Hadits-hadits tersebut antara lain sabda Nabi SAW, “Barangsiapa membuat suatu gambar/patung (makhluk bernyawa) maka sesungguhnya Allah akan menyiksa hingga dia dapat meniupkan nyawa pada gambar/patung itu, padahal dia tak akan mampu meniupkannya selama-lamanya.” (HR Bukhari no 5963, dari Ibnu Abbas RA). Dalam hadits lain Nabi SAW bersabda, “Sesungguhnya orang-orang yang membuat gambar/patung (makhluk bernyawa) akan disiksa pada Hari Kiamat, dikatakan kepada mereka, ‘Hidupkanlah apa yang telah kamu ciptakan.’ (HR Bukhari no 5951, dari Ibnu ‘Umar RA,).

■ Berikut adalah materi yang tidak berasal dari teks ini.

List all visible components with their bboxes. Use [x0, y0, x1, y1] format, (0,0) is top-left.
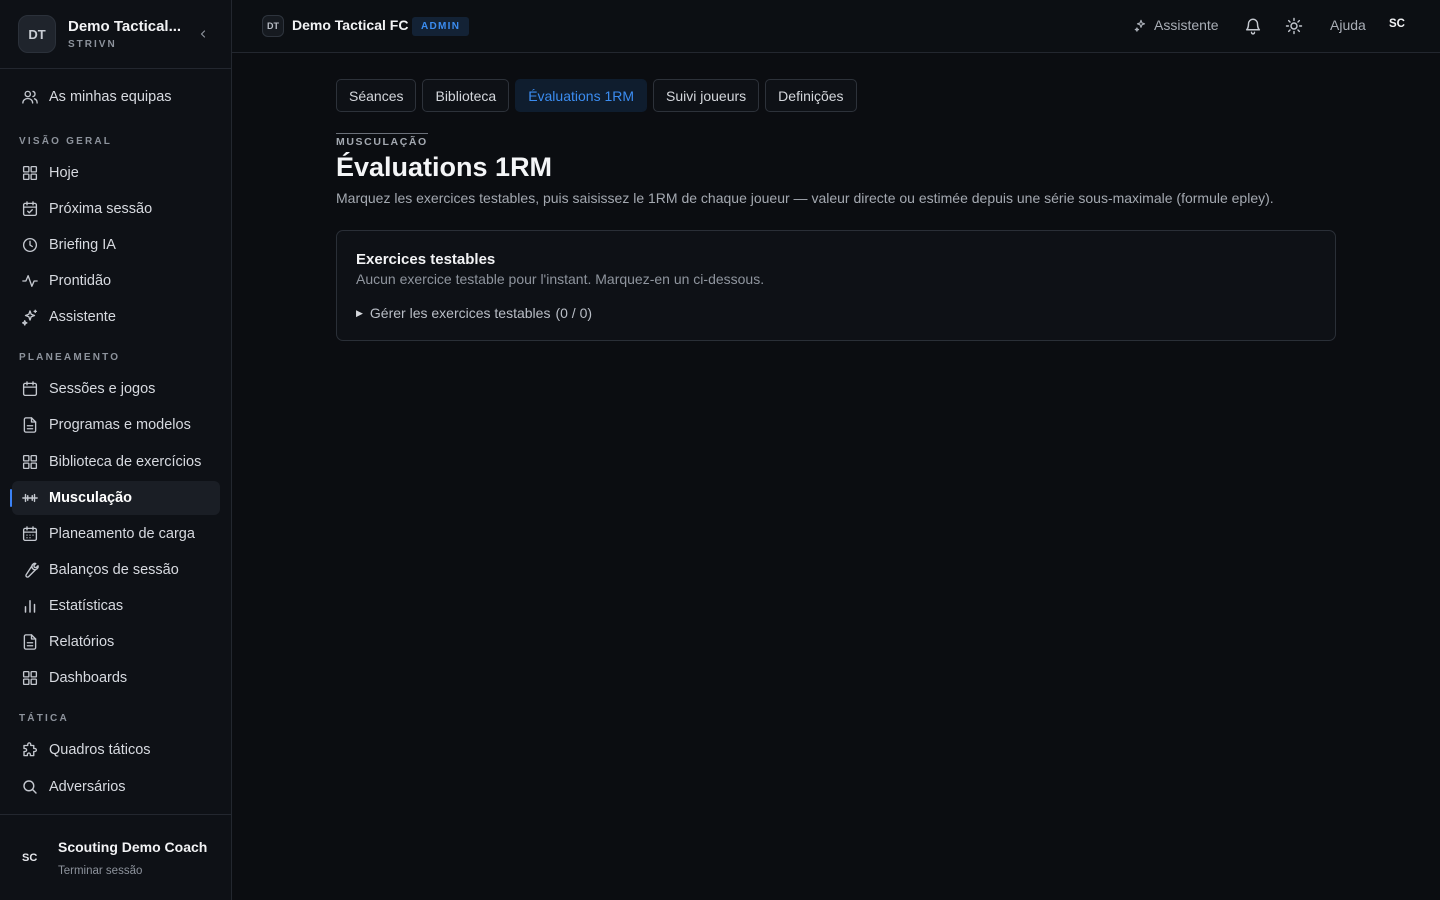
club-name: Demo Tactical FC	[292, 17, 409, 33]
sidebar-item-label: Próxima sessão	[49, 201, 153, 217]
grid-icon	[22, 670, 38, 686]
logout-link[interactable]: Terminar sessão	[58, 865, 207, 877]
triangle-right-icon: ▶	[356, 307, 363, 318]
sidebar-item-label: Estatísticas	[49, 598, 124, 614]
team-org: STRIVN	[68, 39, 117, 50]
sidebar-item-label: As minhas equipas	[49, 89, 172, 105]
team-name: Demo Tactical...	[68, 18, 182, 35]
assistant-label: Assistente	[1154, 17, 1219, 33]
user-name: Scouting Demo Coach	[58, 838, 208, 855]
team-switcher[interactable]: DT Demo Tactical... STRIVN	[0, 0, 231, 69]
theme-toggle-button[interactable]	[1285, 17, 1303, 35]
chevron-left-icon	[200, 30, 206, 38]
sidebar-item-tactical-boards[interactable]: Quadros táticos	[12, 733, 220, 767]
sparkles-icon	[21, 309, 38, 326]
wrench-icon	[25, 562, 39, 578]
sidebar-item-label: Dashboards	[49, 670, 128, 686]
tab-1rm-evaluations[interactable]: Évaluations 1RM	[515, 79, 648, 112]
page-title: Évaluations 1RM	[336, 152, 553, 182]
sun-icon	[1285, 17, 1303, 35]
users-icon	[22, 90, 38, 104]
toggle-label: Gérer les exercices testables	[369, 305, 551, 321]
sidebar-item-label: Assistente	[49, 309, 116, 325]
sidebar-item-label: Musculação	[49, 490, 132, 506]
team-avatar: DT	[18, 15, 56, 53]
puzzle-icon	[23, 742, 37, 757]
assistant-button[interactable]: Assistente	[1134, 17, 1219, 33]
user-avatar[interactable]: SC	[22, 852, 48, 864]
sidebar-item-label: Adversários	[49, 779, 126, 795]
sidebar-item-label: Quadros táticos	[49, 742, 151, 758]
club-badge: DT	[262, 15, 284, 37]
tab-library[interactable]: Biblioteca	[422, 79, 510, 112]
module-tabs: Séances Biblioteca Évaluations 1RM Suivi…	[336, 79, 857, 112]
sidebar-item-label: Biblioteca de exercícios	[49, 454, 202, 470]
bell-icon	[1245, 18, 1261, 35]
bar-chart-icon	[24, 600, 36, 613]
tab-settings[interactable]: Definições	[765, 79, 857, 112]
tab-player-tracking[interactable]: Suivi joueurs	[653, 79, 760, 112]
card-empty-message: Aucun exercice testable pour l'instant. …	[356, 271, 765, 287]
sidebar-item-today[interactable]: Hoje	[12, 156, 220, 190]
sidebar-item-label: Programas e modelos	[49, 417, 191, 433]
calendar-grid-icon	[22, 526, 38, 542]
sidebar-item-programs-templates[interactable]: Programas e modelos	[12, 408, 220, 442]
clock-icon	[22, 237, 38, 253]
page-description: Marquez les exercices testables, puis sa…	[336, 190, 1274, 206]
sidebar-item-reports[interactable]: Relatórios	[12, 625, 220, 659]
calendar-check-icon	[22, 201, 38, 217]
sidebar-item-session-reviews[interactable]: Balanços de sessão	[12, 553, 220, 587]
notifications-button[interactable]	[1244, 17, 1262, 35]
sidebar-item-label: Sessões e jogos	[49, 381, 156, 397]
section-label-overview: VISÃO GERAL	[19, 136, 113, 147]
sidebar-item-assistant[interactable]: Assistente	[12, 300, 220, 334]
manage-testable-exercises-toggle[interactable]: ▶ Gérer les exercices testables (0 / 0)	[356, 305, 1316, 321]
sidebar-item-sessions-games[interactable]: Sessões e jogos	[12, 372, 220, 406]
sidebar-item-strength[interactable]: Musculação	[10, 481, 220, 515]
dumbbell-icon	[22, 493, 38, 503]
sidebar-item-ai-briefing[interactable]: Briefing IA	[12, 228, 220, 262]
file-text-icon	[23, 417, 37, 433]
role-badge: ADMIN	[412, 17, 470, 36]
sidebar-item-dashboards[interactable]: Dashboards	[12, 661, 220, 695]
section-label-tactics: TÁTICA	[19, 713, 69, 724]
top-bar: DT Demo Tactical FC ADMIN Assistente Aju…	[232, 0, 1440, 53]
card-title: Exercices testables	[356, 251, 496, 268]
sidebar-item-label: Balanços de sessão	[49, 562, 179, 578]
collapse-sidebar-button[interactable]	[193, 24, 213, 44]
sidebar-item-statistics[interactable]: Estatísticas	[12, 589, 220, 623]
grid-icon	[22, 454, 38, 470]
sparkles-icon	[1134, 19, 1146, 32]
sidebar: DT Demo Tactical... STRIVN As minhas equ…	[0, 0, 232, 900]
toggle-count: (0 / 0)	[555, 305, 593, 321]
sidebar-item-label: Relatórios	[49, 634, 115, 650]
tab-sessions[interactable]: Séances	[336, 79, 417, 112]
sidebar-item-load-planning[interactable]: Planeamento de carga	[12, 517, 220, 551]
sidebar-item-exercise-library[interactable]: Biblioteca de exercícios	[12, 445, 220, 479]
user-menu-avatar[interactable]: SC	[1389, 18, 1405, 30]
sidebar-item-label: Briefing IA	[49, 237, 116, 253]
user-block: SC Scouting Demo Coach Terminar sessão	[0, 814, 231, 900]
sidebar-item-opponents[interactable]: Adversários	[12, 770, 220, 804]
section-label-planning: PLANEAMENTO	[19, 352, 121, 363]
sidebar-item-label: Planeamento de carga	[49, 526, 195, 542]
testable-exercises-card: Exercices testables Aucun exercice testa…	[336, 230, 1336, 341]
calendar-icon	[22, 381, 38, 397]
search-icon	[23, 780, 37, 794]
sidebar-item-label: Prontidão	[49, 273, 112, 289]
page-eyebrow: MUSCULAÇÃO	[336, 133, 428, 148]
activity-icon	[22, 275, 38, 287]
file-text-icon	[23, 634, 37, 650]
sidebar-item-label: Hoje	[49, 165, 79, 181]
sidebar-item-my-teams[interactable]: As minhas equipas	[12, 80, 220, 114]
sidebar-item-next-session[interactable]: Próxima sessão	[12, 192, 220, 226]
grid-icon	[22, 165, 38, 181]
help-link[interactable]: Ajuda	[1330, 17, 1366, 33]
sidebar-item-readiness[interactable]: Prontidão	[12, 264, 220, 298]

Hadits-hadits ini menunjukkan haramnya membuat gambar atau patung makhluk bernyawa, sebab di dalamnya terdapat kecaman yang keras dari Allah SWT dalam bentuk perintah untuk meniupkan nyawa pada objek yang telah dibuat manusia. (Walid bin Rasyid As-Sa’idani, Hukm Tashwir al-Futughirafi, hal. 5)
Hadits-hadits tersebut menurut Syaikh ‘Athaˋ bin Khalil dapat diberlakukan pula untuk aktivitas mengedit foto, seperti mengubah warna kulit atau menghilangkan kerutan wajah, baik dilakukan dengan alat lukis yang degerakkan tangan, atau dilakukan melalui mouse pada komputer.
Maka selama aktivitas editing foto terjadi melalui perbuatan/tindakan manusia untuk meniru bentuk makhluk bernyawa, maka mengedit foto makhluk bernyawa hukumnya haram. Sebab hadits-hadits di atas dapat diberlakukan pula untuk aktivitas mengedit foto makhluk bernyawa.